Devant la mairie de Clichy-sous-Bois, les femmes sont belles, les hommes ont mis leur costume trois pièces. Les mariés attendent sagement leur tour pour sceller leur destin. A cinquante mètres de là, devant le collège Doisneau, le recueillement est de mise. Les visages sont fermés, les mots ne sortent pas, le ciel est bas. Guy Bedos, avec une voix raillée, formule quelques phrases pour rendre hommage à la mémoire des deux gamins. Des jeunes de la ville, mais aussi d’ailleurs, de Montfermeil, de Bobigny, de Pierrefitte composent les petites grappes disséminées sur le terrain en pente devant la stèle. Quand on leur demande pourquoi ils sont venus ce matin, ils vous regardent droit dans les yeux l’air de dire : « Bouge de là, je n’ai pas envie de parler ! » Petit à petit, les mâchoires se desserrent, les mots reprennent le dessus. Commémoration ou mariage, l’émotion est la même, elle sèche les gorges et noue les tripes.

Du haut de la colline, à l’écart de la foule, des jeunes observent la scène en silence, les mains dans les poches, la tête dans les capuches, la lassitude dans les propos : jeunes_1.mp3
 

Les gens se croisent, se saluent les uns les autres. Les officiels répondent aux sollicitations des journalistes. Les petits groupes débattent d’une manière informelle. Qu’est-ce qui a changé depuis novembre 2005 ? : « Les jeunes se sont inscrits en nombre sur les listes électorales, la prise de conscience politique de ces gamins est indéniable, mais la société française reste sourde à tout ça ! « . Même si on consent du bout des lèvres que les choses bougent lentement, la réalité quotidienne renvoie un goût amer : « Sarkozy va vendre le TGV à Marrakech, et nous on attend un train depuis des années. Paris-Lyon, c’est possible en deux heures, Paris-Clichy-sous-Bois, c’est le bout du monde ! « .
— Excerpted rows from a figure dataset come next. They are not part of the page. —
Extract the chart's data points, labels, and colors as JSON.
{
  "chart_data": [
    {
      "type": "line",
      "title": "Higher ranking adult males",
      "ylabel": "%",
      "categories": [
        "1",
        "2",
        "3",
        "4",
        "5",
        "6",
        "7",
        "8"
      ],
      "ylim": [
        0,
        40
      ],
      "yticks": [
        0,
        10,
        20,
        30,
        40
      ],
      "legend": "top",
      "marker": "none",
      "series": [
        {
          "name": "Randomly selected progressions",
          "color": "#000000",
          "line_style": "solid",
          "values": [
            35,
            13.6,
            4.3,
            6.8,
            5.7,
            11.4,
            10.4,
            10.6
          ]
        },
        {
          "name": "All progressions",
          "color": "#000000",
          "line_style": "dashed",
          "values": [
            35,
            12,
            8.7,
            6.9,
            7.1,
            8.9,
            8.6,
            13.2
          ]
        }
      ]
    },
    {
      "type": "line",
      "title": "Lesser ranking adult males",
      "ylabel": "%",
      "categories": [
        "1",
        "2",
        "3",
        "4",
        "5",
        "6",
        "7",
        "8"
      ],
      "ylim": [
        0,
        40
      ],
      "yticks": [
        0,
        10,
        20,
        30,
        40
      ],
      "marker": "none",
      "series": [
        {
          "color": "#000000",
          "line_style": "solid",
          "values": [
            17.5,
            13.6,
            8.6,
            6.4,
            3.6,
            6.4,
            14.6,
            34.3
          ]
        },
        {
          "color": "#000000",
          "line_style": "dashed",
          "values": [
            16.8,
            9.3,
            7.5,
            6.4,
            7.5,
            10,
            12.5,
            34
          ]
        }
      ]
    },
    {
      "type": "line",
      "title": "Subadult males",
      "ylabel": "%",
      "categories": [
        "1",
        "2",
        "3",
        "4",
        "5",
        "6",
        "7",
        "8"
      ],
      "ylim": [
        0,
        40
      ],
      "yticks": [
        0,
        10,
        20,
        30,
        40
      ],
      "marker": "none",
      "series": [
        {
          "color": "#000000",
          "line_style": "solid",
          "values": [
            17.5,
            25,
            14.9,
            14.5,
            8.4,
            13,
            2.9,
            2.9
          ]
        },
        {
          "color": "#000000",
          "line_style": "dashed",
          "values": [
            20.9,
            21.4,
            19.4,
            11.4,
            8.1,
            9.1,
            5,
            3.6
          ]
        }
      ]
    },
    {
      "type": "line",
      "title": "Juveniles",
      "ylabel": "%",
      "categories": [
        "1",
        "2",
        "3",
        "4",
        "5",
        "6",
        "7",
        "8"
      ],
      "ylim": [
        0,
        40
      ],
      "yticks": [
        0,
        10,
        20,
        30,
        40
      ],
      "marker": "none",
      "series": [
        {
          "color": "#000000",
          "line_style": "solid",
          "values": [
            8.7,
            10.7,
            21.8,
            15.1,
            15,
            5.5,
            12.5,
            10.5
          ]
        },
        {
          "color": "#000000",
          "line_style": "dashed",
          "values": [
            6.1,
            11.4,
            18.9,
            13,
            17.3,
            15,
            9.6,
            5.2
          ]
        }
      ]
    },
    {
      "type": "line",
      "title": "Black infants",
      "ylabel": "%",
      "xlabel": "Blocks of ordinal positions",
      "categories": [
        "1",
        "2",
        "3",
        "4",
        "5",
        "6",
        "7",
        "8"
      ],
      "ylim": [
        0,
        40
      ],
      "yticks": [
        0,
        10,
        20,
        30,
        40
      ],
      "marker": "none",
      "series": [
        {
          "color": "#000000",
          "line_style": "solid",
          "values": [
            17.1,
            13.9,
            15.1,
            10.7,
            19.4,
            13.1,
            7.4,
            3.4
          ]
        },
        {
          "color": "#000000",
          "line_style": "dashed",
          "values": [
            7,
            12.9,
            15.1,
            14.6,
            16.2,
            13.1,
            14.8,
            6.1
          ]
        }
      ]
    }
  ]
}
Des gamins de 10-12 ans sont assis autour de Brahim, natif de Maubeuge, Clichois depuis l’âge de trois ans. Stand-up autour d’un banc public : banc.mp3
 

Plus loin, deux mères de famille se parlent avec cette langue si particulière : le français teinté de mots arabes illustré par la gestuelle napolitaine. Après un petit salam alikoum d’usage, les deux femmes exposent leur avis sur la situation : dame.mp3
 

La deuxième partie de la matinée s’est déroulée dans l’enceinte de l’espace 93, une ancienne ferme réaménagée en centre culturel. Conférence de presse organisée par les avocats des familles de Zyed et Bouna. Il a été question de retard à l’allumage de la procédure et des lenteurs de la justice. Maître Mignard a lancé un appel à l’humanisme du président Sarkozy pour faire accélérer les choses. Dans la salle, les conversations se sont poursuivies en petit comité. « Je me suis fait palper par la police à l’âge de 13 ans, nous sommes sous pression en permanence, on est considéré comme des coupables potentiels, comment veux-tu aimer la police dans ces conditions ?  »

Les dernières personnes s’apprêtent à quitter les lieux. Brahim et ses copains traînent devant l’entrée de l’espace 93. On sent dans leur comportement une envie de prolonger la matinée. Dans la voiture, je me suis souvenu d’une rencontre entre Nicolas Sarkozy et des jeunes de Meaux, lors de la campagne des présidentielles, où le candidat promettait à l’assistance que les banlieues seraient une priorité nationale en cas de victoire le 06 mai. Depuis, il est surtout question d’identité nationale.